Sunday, March 20, 2011

Federal Court has declared doctrine does not exist in constitution, says Govt

KUALA LUMPUR: The doctrine of separation of powers has no legal basis in Malaysia, the Human Rights Council (HRC) in Geneva has been told.
The Government said this in response to the report by the United Nation’s Working Group on Arbitrary Detention to the HRC Monday night.
As proof, it cited the controversial decision in re Kok Wah Kuan (the juvenile convicted of murdering his teacher’s daughter) where the Federal Court held that the Federal Constitution “does not have the features of separation of powers”; contained features which “do not strictly comply” with the doctrine; and it was just “political doctrine.”
It was responding to the view that Malaysia did not have a fully independent Judiciary because the amendment to Article 121(1) of the Constitution had wrested the judicial power of the courts, taking away its equal footing with the Executive and the Legislature.

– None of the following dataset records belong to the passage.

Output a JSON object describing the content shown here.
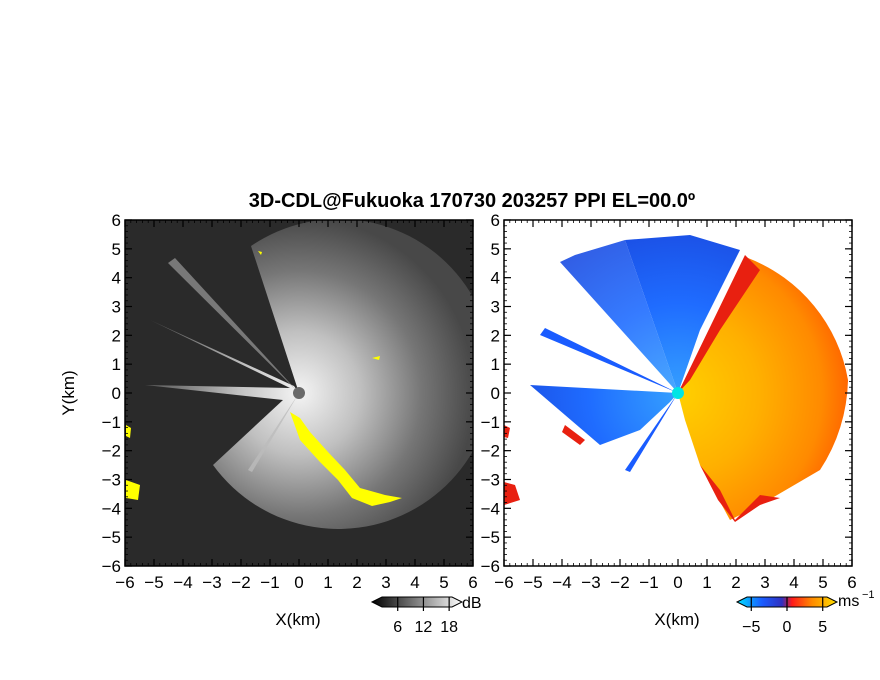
{
  "chart_data": {
    "type": "heatmap",
    "title": "3D-CDL@Fukuoka 170730 203257 PPI EL=00.0º",
    "panels": [
      {
        "name": "reflectivity",
        "xlabel": "X(km)",
        "ylabel": "Y(km)",
        "xlim": [
          -6,
          6
        ],
        "ylim": [
          -6,
          6
        ],
        "xticks": [
          "−6",
          "−5",
          "−4",
          "−3",
          "−2",
          "−1",
          "0",
          "1",
          "2",
          "3",
          "4",
          "5",
          "6"
        ],
        "yticks": [
          "6",
          "5",
          "4",
          "3",
          "2",
          "1",
          "0",
          "−1",
          "−2",
          "−3",
          "−4",
          "−5",
          "−6"
        ],
        "colorbar": {
          "unit": "dB",
          "ticks": [
            "6",
            "12",
            "18"
          ],
          "range": [
            0,
            21
          ],
          "colormap": "grayscale"
        },
        "highlight_color": "#ffff00"
      },
      {
        "name": "doppler-velocity",
        "xlabel": "X(km)",
        "ylabel": "",
        "xlim": [
          -6,
          6
        ],
        "ylim": [
          -6,
          6
        ],
        "xticks": [
          "−6",
          "−5",
          "−4",
          "−3",
          "−2",
          "−1",
          "0",
          "1",
          "2",
          "3",
          "4",
          "5",
          "6"
        ],
        "yticks": [
          "6",
          "5",
          "4",
          "3",
          "2",
          "1",
          "0",
          "−1",
          "−2",
          "−3",
          "−4",
          "−5",
          "−6"
        ],
        "colorbar": {
          "unit": "ms",
          "unit_exp": "−1",
          "ticks": [
            "−5",
            "0",
            "5"
          ],
          "range": [
            -7,
            7
          ],
          "colormap": "blue-cyan-red-orange-yellow"
        }
      }
    ]
  },
  "colors": {
    "background_dark": "#2a2a2a",
    "neg_velocity": "#1a5cff",
    "pos_velocity": "#ff7a00",
    "center_marker": "#00e5e5"
  }
}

The Suhakam-endorsed report is based on the visit of a fact-finding mission from June 7- June 17, which had included visits to detention facilities and private interviews of detainees.

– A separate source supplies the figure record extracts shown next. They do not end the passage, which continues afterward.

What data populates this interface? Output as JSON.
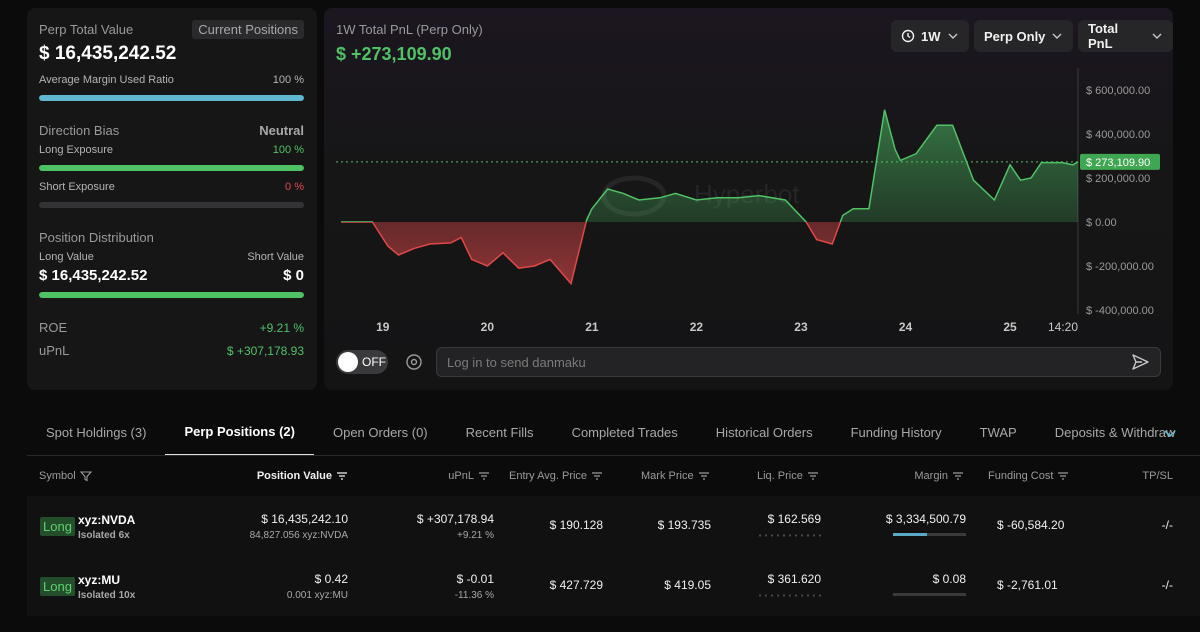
{
  "summary": {
    "perp_total_value_label": "Perp Total Value",
    "current_positions_label": "Current Positions",
    "perp_total_value": "$ 16,435,242.52",
    "avg_margin_label": "Average Margin Used Ratio",
    "avg_margin_value": "100 %",
    "avg_margin_fraction": 1.0,
    "direction_bias_label": "Direction Bias",
    "direction_bias_value": "Neutral",
    "long_exposure_label": "Long Exposure",
    "long_exposure_value": "100 %",
    "long_exposure_fraction": 1.0,
    "short_exposure_label": "Short Exposure",
    "short_exposure_value": "0 %",
    "short_exposure_fraction": 0.0,
    "position_distribution_label": "Position Distribution",
    "long_value_label": "Long Value",
    "short_value_label": "Short Value",
    "long_value": "$ 16,435,242.52",
    "short_value": "$ 0",
    "distribution_long_fraction": 1.0,
    "roe_label": "ROE",
    "roe_value": "+9.21 %",
    "upnl_label": "uPnL",
    "upnl_value": "$ +307,178.93"
  },
  "chart": {
    "title": "1W Total PnL (Perp Only)",
    "value": "$ +273,109.90",
    "period_dropdown": "1W",
    "scope_dropdown": "Perp Only",
    "metric_dropdown": "Total PnL",
    "watermark": "Hyperbot",
    "toggle_label": "OFF",
    "danmaku_placeholder": "Log in to send danmaku"
  },
  "chart_data": {
    "type": "area",
    "title": "1W Total PnL (Perp Only)",
    "xlabel": "",
    "ylabel": "",
    "ylim": [
      -400000,
      600000
    ],
    "y_ticks": [
      600000,
      400000,
      200000,
      0,
      -200000,
      -400000
    ],
    "y_tick_labels": [
      "$ 600,000.00",
      "$ 400,000.00",
      "$ 200,000.00",
      "$ 0.00",
      "$ -200,000.00",
      "$ -400,000.00"
    ],
    "x_tick_positions": [
      19,
      20,
      21,
      22,
      23,
      24,
      25,
      25.65
    ],
    "x_tick_labels": [
      "19",
      "20",
      "21",
      "22",
      "23",
      "24",
      "25",
      "14:20"
    ],
    "current_value": 273109.9,
    "current_value_label": "$ 273,109.90",
    "positive_color": "#4fc266",
    "negative_color": "#e04848",
    "x": [
      18.6,
      18.9,
      19.05,
      19.15,
      19.3,
      19.45,
      19.65,
      19.75,
      19.85,
      20.0,
      20.15,
      20.3,
      20.45,
      20.6,
      20.8,
      20.95,
      21.0,
      21.15,
      21.3,
      21.45,
      21.65,
      21.8,
      22.0,
      22.2,
      22.4,
      22.6,
      22.85,
      23.05,
      23.15,
      23.3,
      23.4,
      23.5,
      23.65,
      23.8,
      23.9,
      23.95,
      24.1,
      24.3,
      24.45,
      24.65,
      24.85,
      25.0,
      25.1,
      25.2,
      25.3,
      25.5,
      25.6,
      25.65
    ],
    "values": [
      0,
      0,
      -110000,
      -150000,
      -120000,
      -100000,
      -95000,
      -70000,
      -170000,
      -200000,
      -140000,
      -210000,
      -200000,
      -170000,
      -280000,
      10000,
      60000,
      150000,
      130000,
      100000,
      110000,
      130000,
      100000,
      110000,
      110000,
      120000,
      100000,
      0,
      -80000,
      -100000,
      30000,
      60000,
      60000,
      510000,
      330000,
      280000,
      310000,
      440000,
      440000,
      190000,
      100000,
      260000,
      190000,
      200000,
      270000,
      270000,
      260000,
      273109.9
    ]
  },
  "tabs": {
    "items": [
      {
        "label": "Spot Holdings (3)"
      },
      {
        "label": "Perp Positions (2)"
      },
      {
        "label": "Open Orders (0)"
      },
      {
        "label": "Recent Fills"
      },
      {
        "label": "Completed Trades"
      },
      {
        "label": "Historical Orders"
      },
      {
        "label": "Funding History"
      },
      {
        "label": "TWAP"
      },
      {
        "label": "Deposits & Withdraw"
      }
    ]
  },
  "table": {
    "headers": {
      "symbol": "Symbol",
      "position_value": "Position Value",
      "upnl": "uPnL",
      "entry": "Entry Avg. Price",
      "mark": "Mark Price",
      "liq": "Liq. Price",
      "margin": "Margin",
      "funding": "Funding Cost",
      "tpsl": "TP/SL"
    },
    "rows": [
      {
        "side": "Long",
        "symbol": "xyz:NVDA",
        "mode": "Isolated 6x",
        "position_value": "$ 16,435,242.10",
        "position_size": "84,827.056 xyz:NVDA",
        "upnl": "$ +307,178.94",
        "upnl_pct": "+9.21 %",
        "entry": "$ 190.128",
        "mark": "$ 193.735",
        "liq": "$ 162.569",
        "margin": "$ 3,334,500.79",
        "margin_fraction": 0.47,
        "funding": "$ -60,584.20",
        "tpsl": "-/-"
      },
      {
        "side": "Long",
        "symbol": "xyz:MU",
        "mode": "Isolated 10x",
        "position_value": "$ 0.42",
        "position_size": "0.001 xyz:MU",
        "upnl": "$ -0.01",
        "upnl_pct": "-11.36 %",
        "entry": "$ 427.729",
        "mark": "$ 419.05",
        "liq": "$ 361.620",
        "margin": "$ 0.08",
        "margin_fraction": 0.0,
        "funding": "$ -2,761.01",
        "tpsl": "-/-"
      }
    ]
  }
}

The Government thanked the four-member group it had invited here, saying it had benefited from the constructive engagement.

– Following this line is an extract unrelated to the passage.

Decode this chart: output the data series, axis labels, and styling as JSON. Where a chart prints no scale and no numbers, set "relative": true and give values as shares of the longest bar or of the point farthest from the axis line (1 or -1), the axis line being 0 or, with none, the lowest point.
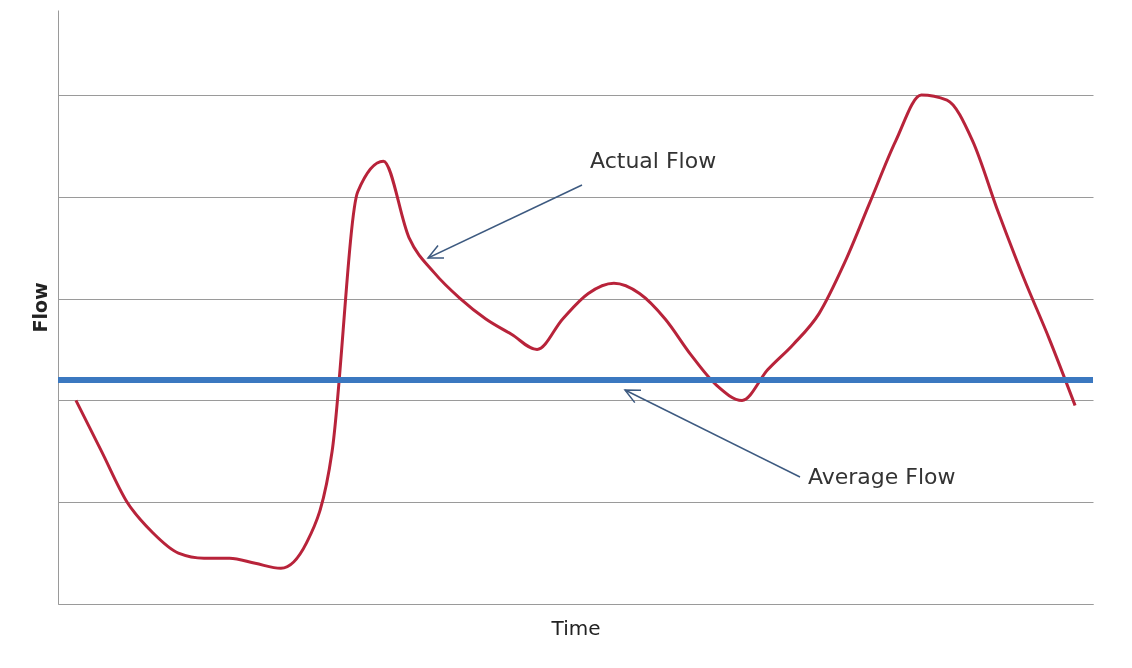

Malaysia said the visit had brought to light “certain institutional and implementation gaps,” and it was committed to improving the promotion and protection of human rights.
However, on the recommendation that the Internal Security Act, Emergency (Public Order and Preven­tion of Crime) Ordinance, Dangerous Drugs (Special Preven­tive Measures) Act and Restricted Residence Act be repealed or amended to conform with the UN Declaration of Human Rights, the Government argued that they were enacted to shield public interest, peace and national security and had safeguards to ensure compliance with the rule of law.
It stressed that actions taken under them “were not considered punishment” as the detainee was not registered as an offender.
Their purpose is prevention and rehabilitation, it stressed.
It denied that the Home Minister had excessive powers, citing the safeguards on paper – maximum two-year term, habeas corpus, representation to Advisory Board and legal representation – as proof.
The Government took “strong exception” to the view that “the office of the Attorney-General eludes the normal penal procedure for common crimes and offences.”
On Tuesday, The Star had reported the group’s statement to the HRC, in which it reported finding others at centres reserved for detainees, those who should have been charged with common offences and dealt with under the regular penal procedure.
The Government’s citing of Section 8 of the ISA which allows the Minister to order detentions without trial for up to two years “if he is justified it is necessary” as a safeguard was intriguing, considering former prime minister Tun Dr Mahathir Mohamed’s revelation on Feb 17 that since the police advised him on national security, “if the police said arrest, I just signed-lah.”
It said it placed high importance to rights of detainees and listed 11 safeguards to protect those rights.
With regard to allegations of the unprofessional conduct of Rela members, the Government asked complainants to lodge a police report so there could be an investigation.
It added that Rela members had no opportunity to abuse detainees as they are now only tasked with the security and safety of the external premises of immigration detention centres.
As for the finding that almost all detainees under preventive laws interviewed had said police tortured them to obtain confessions or evidence, the Government replied it did not condone any act of torture or degrading treatment.
It added that between 2008 and 2010, nine police officers had been prosecuted for abuse of power and excessive use of force in interrogation.
On conditions at detention centres and prisons, the Government said there were sufficient laws in place to ensure humane conditions at immigration detention centres.
It said RM100mil had been allocated for improvements, and that it was studying the best practices of Australia and Holland.
Prison overcrowding was also addressed with improvement to rehabilitation programmes and reducing recidivism, it said, adding that it was working towards having foreign prisoners do parole or serve their sentences in their country of origin.
With regard to the high number of deaths in custody, the Government said the current measures were adequate to address such cases.
Taking “strong exception” to the view it did nothing to facilitate access to the UNHCR office here, Malaysia insisted it did so “consistently on the basis of humanitarian ground”, although it was not a party to treaties on refugees.